Der Grund war der beschleunigte Atomausstieg der Bundesregierung im Juni 2011 nach dem katastrophalen Reaktorunfall von Fukushima. Vattenfall argumentierte, dass das Unternehmen durch den Ausstieg erheblich an Wert verlieren würde. Erst Ende 2021 wurde das Schiedsverfahren beendet: Der Energie-Riese erhielt von der Bundesregierung eine Entschädigungszahlung von über 1,4 Milliarden Euro.
Im Sinne der Konzerne
Um die Kritik an den privaten Schiedsgerichten zu entschärfen, schlug die EU-Kommission 2015 vor, einen multilateralen Investitionsgerichtshof (MIC) zu schaffen. Dieser sollte transparenter arbeiten und statt privater Anwält*innen unabhängige Richter*innen einsetzen. Doch die grundlegenden Probleme bleiben: Auch der MIC räumt Unternehmen Sonderrechte ein, die politische Maßnahmen gefährden könnten – sei es durch Klagen gegen Umweltschutzgesetze oder gegen die Einführung fairer Preise für Energie und Waren.

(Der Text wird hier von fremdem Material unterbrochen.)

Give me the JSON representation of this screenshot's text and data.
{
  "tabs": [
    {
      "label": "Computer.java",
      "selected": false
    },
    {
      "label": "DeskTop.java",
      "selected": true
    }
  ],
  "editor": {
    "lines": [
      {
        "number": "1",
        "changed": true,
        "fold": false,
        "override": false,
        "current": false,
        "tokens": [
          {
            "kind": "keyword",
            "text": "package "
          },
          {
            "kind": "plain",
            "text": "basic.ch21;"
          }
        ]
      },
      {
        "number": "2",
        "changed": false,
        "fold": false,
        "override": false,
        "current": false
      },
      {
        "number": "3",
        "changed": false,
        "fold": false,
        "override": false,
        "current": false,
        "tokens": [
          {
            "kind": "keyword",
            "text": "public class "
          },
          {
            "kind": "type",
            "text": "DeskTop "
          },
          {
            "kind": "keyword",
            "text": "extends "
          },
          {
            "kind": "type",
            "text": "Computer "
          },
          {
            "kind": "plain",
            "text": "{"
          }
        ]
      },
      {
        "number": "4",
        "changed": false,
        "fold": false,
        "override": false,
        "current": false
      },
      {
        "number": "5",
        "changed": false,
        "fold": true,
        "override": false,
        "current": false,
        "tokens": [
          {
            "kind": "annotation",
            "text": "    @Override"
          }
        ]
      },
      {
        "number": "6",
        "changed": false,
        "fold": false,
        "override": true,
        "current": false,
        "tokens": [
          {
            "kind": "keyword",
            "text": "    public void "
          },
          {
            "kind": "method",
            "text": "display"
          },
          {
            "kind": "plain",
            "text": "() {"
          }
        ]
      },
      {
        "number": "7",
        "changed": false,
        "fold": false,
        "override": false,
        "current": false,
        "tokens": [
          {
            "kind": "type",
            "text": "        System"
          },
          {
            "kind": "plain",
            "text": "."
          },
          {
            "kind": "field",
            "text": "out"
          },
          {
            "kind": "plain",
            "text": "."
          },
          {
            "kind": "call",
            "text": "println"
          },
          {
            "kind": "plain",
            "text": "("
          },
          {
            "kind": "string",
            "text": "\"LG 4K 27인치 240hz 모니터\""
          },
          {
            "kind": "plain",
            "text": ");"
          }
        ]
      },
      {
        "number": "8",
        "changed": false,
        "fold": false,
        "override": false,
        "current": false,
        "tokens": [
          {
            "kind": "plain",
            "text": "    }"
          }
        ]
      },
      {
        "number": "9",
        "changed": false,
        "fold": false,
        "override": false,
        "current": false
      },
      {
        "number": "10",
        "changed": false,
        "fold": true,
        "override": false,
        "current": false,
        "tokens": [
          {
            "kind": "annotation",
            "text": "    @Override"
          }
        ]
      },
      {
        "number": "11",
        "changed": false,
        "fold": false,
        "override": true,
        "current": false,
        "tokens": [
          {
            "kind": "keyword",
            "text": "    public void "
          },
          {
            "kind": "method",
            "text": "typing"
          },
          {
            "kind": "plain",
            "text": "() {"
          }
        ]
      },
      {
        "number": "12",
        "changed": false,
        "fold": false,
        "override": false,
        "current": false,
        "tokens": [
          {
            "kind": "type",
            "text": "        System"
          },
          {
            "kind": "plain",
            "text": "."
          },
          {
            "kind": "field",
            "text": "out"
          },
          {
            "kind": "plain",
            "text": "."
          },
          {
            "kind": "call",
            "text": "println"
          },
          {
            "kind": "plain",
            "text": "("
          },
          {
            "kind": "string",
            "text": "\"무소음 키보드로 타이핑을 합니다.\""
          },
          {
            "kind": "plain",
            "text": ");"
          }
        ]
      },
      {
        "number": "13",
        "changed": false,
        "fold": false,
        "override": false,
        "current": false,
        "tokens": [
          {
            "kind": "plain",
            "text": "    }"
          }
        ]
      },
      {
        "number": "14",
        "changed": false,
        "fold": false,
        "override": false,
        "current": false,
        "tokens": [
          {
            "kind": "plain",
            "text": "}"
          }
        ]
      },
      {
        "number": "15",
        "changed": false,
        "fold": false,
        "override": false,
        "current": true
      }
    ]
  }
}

Solche Strukturen führen klar zu steigenden Kosten für Staaten und Umwelt, während Unternehmen ihre Marktposition weiter stärken und immer reicher werden. Ein Bericht des Transnational Instituts (TNI) zeigt, dass besonders Staaten wie Venezuela, Peru und Ecuador unter den Sonderrechten für Unternehmen leiden. Doch die Probleme reichen weit über diese Länder hinaus – sie betreffen die Lebensgewohnheiten aller Menschen. Die Politik steht vor der dringenden Aufgabe, Lösungen zu finden, die den Schutz von Klima, Tieren und Menschen über die Interessen der Industrie stellen.
Ein wichtiger Schritt zu einer progressiven Handels- und Finanzpolitik besteht darin, Sonderklagerechte für Konzerne abzuschaffen und faire Handelsstandards einzuführen – genau das forderten Hunderttausende gemeinsam mit Campact.
Lobbyismus: Die Macht der Unternehmen
Wenn Interessengruppen wie Software-Firmen, Energiekonzerne oder Automobilhersteller versuchen Politiker*innen zu beeinflussen, ist das Lobbyismus. Unternehmen oder Einzelpersonen wollen politische Entscheidungen in ihrem Sinne lenken. Auch Campact macht Lobbyarbeit, indem wir versuchen, Politik in eine progressive Richtung zu beeinflussen.
Problematisch wird Lobbyarbeit dann, wenn mächtige Akteure zu viel Einfluss gewinnen. Beim TTIP-Abkommen nutzten Wirtschaftslobbies ihre finanziellen Mittel, um Zugang zu politischen Entscheidungsträger*innen zu erlangen und diese in ihrem Sinne zu beeinflussen.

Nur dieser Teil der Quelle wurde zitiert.